WMamba: Wavelet-based Mamba for Face Forgery Detection

Authors: Siran Peng, Tianshuo Zhang, Li Gao, Xiangyu Zhu, Haoyuan Zhang, Kai Pang, Zhen Lei

Published: 2025-01-16 15:44:24+00:00

AI Summary

WMamba is a novel wavelet-based face forgery detection method that utilizes Dynamic Contour Convolution (DCConv) to model slender facial contours and the Mamba architecture to efficiently capture long-range spatial relationships. This approach achieves state-of-the-art performance in face forgery detection.

Abstract

With the rapid advancement of deepfake generation technologies, the demand for robust and accurate face forgery detection algorithms has become increasingly critical. Recent studies have demonstrated that wavelet analysis can uncover subtle forgery artifacts that remain imperceptible in the spatial domain. Wavelets effectively capture important facial contours, which are often slender, fine-grained, and global in nature. However, existing wavelet-based approaches fail to fully leverage these unique characteristics, resulting in sub-optimal feature extraction and limited generalizability. To address this challenge, we introduce WMamba, a novel wavelet-based feature extractor built upon the Mamba architecture. WMamba maximizes the utility of wavelet information through two key innovations. First, we propose Dynamic Contour Convolution (DCConv), which employs specially crafted deformable kernels to adaptively model slender facial contours. Second, by leveraging the Mamba architecture, our method captures long-range spatial relationships with linear computational complexity. This efficiency allows for the extraction of fine-grained, global forgery artifacts from small image patches. Extensive experimental results show that WMamba achieves state-of-the-art (SOTA) performance, highlighting its effectiveness and superiority in face forgery detection.


Key findings
WMamba achieves state-of-the-art performance on multiple datasets, demonstrating strong generalization across different deepfake methods and datasets.
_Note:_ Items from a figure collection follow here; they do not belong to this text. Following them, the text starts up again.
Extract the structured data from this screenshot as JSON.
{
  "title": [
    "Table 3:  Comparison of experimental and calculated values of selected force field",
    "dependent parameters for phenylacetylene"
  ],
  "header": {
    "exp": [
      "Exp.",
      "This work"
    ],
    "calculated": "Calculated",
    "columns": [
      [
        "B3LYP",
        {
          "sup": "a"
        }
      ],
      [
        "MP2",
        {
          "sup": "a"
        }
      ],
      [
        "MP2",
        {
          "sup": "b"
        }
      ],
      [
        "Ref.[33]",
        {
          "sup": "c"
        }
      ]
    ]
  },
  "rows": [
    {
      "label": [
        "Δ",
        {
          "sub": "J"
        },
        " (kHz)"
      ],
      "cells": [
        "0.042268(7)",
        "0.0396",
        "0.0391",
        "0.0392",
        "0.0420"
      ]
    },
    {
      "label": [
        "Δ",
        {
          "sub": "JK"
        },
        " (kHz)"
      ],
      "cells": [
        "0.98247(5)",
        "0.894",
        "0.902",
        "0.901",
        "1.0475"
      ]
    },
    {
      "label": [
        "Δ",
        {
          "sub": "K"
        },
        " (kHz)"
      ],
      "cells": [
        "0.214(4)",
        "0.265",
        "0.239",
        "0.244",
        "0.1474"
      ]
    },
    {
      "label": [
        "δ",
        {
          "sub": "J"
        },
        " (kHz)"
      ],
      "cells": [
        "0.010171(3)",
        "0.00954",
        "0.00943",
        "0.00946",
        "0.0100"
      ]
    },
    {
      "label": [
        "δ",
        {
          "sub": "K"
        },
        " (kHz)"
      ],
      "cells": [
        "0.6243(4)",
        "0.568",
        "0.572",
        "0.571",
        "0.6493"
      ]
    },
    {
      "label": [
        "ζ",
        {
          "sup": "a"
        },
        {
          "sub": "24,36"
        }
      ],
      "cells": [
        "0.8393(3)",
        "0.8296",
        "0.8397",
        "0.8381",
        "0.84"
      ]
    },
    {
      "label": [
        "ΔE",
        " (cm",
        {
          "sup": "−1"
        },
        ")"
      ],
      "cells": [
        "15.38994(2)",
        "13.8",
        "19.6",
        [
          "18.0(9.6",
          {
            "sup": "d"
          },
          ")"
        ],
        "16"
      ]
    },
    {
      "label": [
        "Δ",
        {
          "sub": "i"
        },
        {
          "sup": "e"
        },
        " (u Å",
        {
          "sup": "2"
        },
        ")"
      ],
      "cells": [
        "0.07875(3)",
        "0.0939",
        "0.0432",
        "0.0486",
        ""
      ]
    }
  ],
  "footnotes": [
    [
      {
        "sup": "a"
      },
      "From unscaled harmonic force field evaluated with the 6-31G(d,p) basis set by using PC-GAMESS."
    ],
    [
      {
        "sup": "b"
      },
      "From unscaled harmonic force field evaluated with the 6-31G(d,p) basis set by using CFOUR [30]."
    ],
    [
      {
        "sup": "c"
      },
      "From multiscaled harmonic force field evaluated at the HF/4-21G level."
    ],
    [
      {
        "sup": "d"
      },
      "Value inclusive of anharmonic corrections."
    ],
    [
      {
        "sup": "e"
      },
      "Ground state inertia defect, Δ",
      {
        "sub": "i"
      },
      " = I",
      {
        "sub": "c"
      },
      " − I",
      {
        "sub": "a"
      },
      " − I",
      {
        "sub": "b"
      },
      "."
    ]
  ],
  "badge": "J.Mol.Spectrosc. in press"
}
Ablation studies confirm the effectiveness of both DCConv and the Mamba architecture in improving detection accuracy.
Approach
WMamba leverages wavelet analysis to extract features, employing DCConv to model slender facial contours and the Mamba architecture for efficient long-range dependency capture. It integrates these features to classify images as real or fake.
Datasets
FaceForensics++ (FF++) for training; Celeb-DeepFake-v2 (CDF), DeepFake Detection Challenge (DFDC), DFDC Preview (DFDCP), and FFIW-10K (FFIW) for testing.
Model(s)
WMamba, which combines Dynamic Contour Convolution (DCConv) and the Mamba architecture. VMamba-S is used as the backbone network.
Author countries
China